Canadian media giant Rogers named as victim of Chinese telecom hackers
Canadian telecom and mass media provider Rogers Communications was identified as a firm ensnared by a major Chinese hacking group that has targeted dozens of communications firms worldwide, according to two people familiar with the matter.
The group, known as Salt Typhoon, was discovered inside a batch of American telecom operators last year and first brought to light by the Wall Street Journal in late September. The campaign likely began around two to three years ago and has expanded rapidly since.
It’s not immediately clear what data, assets or other information were pilfered from Rogers networks. The people spoke on the condition of anonymity because the matter is sensitive.
“We have not seen any evidence. As part of ongoing work, we partner with government and industry to proactively monitor and investigate potential threats,” a company spokesperson said.
Nextgov/FCW has also reached out to the Canadian Centre for Cyber Security for comment.
Rogers is the country’s top wireless provider and boasts some 20 million subscribers across its various services, a company webpage says. Over 60% percent of Canadian households rely on its internet, it notes. It also has extensive contracts with Canada’s government.
Canada, like many countries with robust telecom networks, has laws that let federal investigators compel providers to turn over communications metadata on individuals suspected of criminal activity, hacking or espionage. Rogers is among those required to comply with these Canadian “lawful access” inquiries.
In 2023, the company disclosed data on some 162,000 customers to authorities under lawful access requests backed by warrants and government orders, a transparency report shows.
Salt Typhoon has gone after those same wiretap environments in the U.S., and likely abused those platforms when it directly targeted the communications of President Donald Trump and Vice President JD Vance during their run for the White House last year.
Last month, Canada’s cybersecurity agency released a bulletin warning that Salt Typhoon was targeting telecommunications firms in the country. “Three network devices registered to a Canadian telecommunications company were compromised by likely Salt Typhoon actors in mid-February 2025,” says the bulletin, which doesn’t name the firm.
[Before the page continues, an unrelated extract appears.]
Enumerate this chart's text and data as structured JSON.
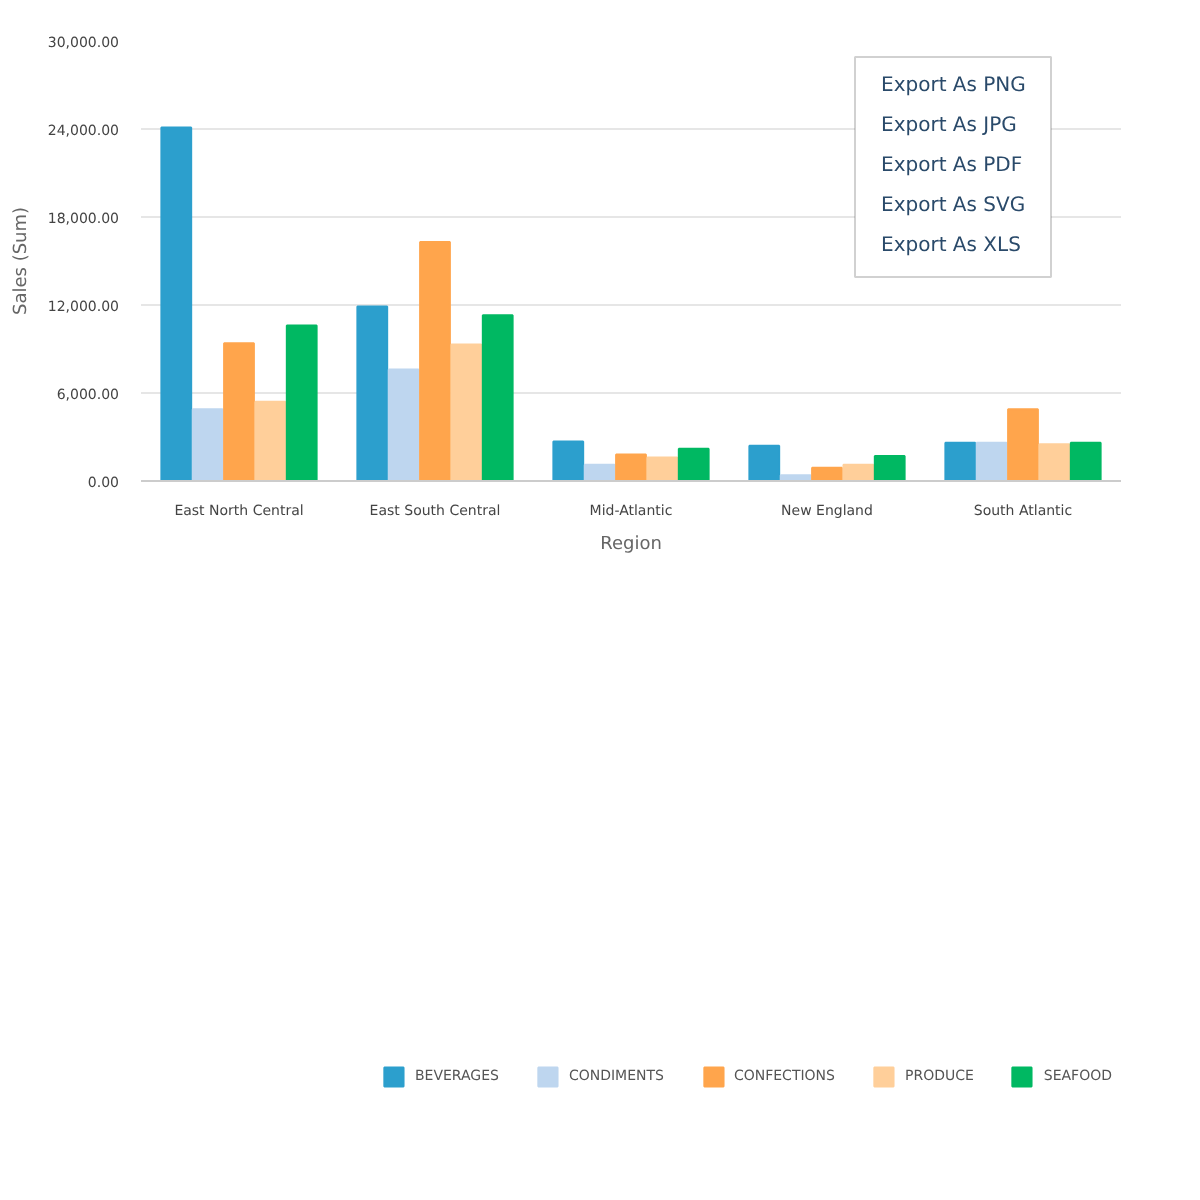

The agency identified a 2023 vulnerability in Cisco routers that was used as an access point into the unnamed Canadian provider. Cisco equipment that has not been patched with the latest security updates has provided the Chinese telecom hackers with a wide access point into various communications systems, according to earlier assessments.
That same 2023 vulnerability is detailed in a Cisco threat intelligence blog released in February.
“While there have been some reports that Salt Typhoon is abusing three other known Cisco vulnerabilities, we have not identified any evidence to confirm these claims,” the blog said at the time, referring to the 2023 vulnerability in question, as well as two other flaws disclosed in 2018 and 2024.
U.S. security agencies marked Comcast and data center giant Digital Realty as likely Salt Typhoon victims, Nextgov/FCW reported last month. Comcast, notably, has a robust product partnership with Rogers. The same month, Bloomberg News also reported that satellite provider Viasat was accessed by the hackers.
Cyber authorities have sought to monitor and hamper Salt Typhoon’s infiltrations into communications networks, but the group has still succeeded in going global, targeting telecom units based in the United Kingdom, South Africa and Myanmar, among others nations.
Communications data is widely considered a prized intelligence target because it lets spies glimpse into the private deliberations of government officials or contractors involved in sensitive national security work.
“They want worldwide communications supremacy,” said a person familiar with the hacking unit’s activity, who was granted anonymity to speak candidly about the scope and scale of the Chinese hackers’ movements.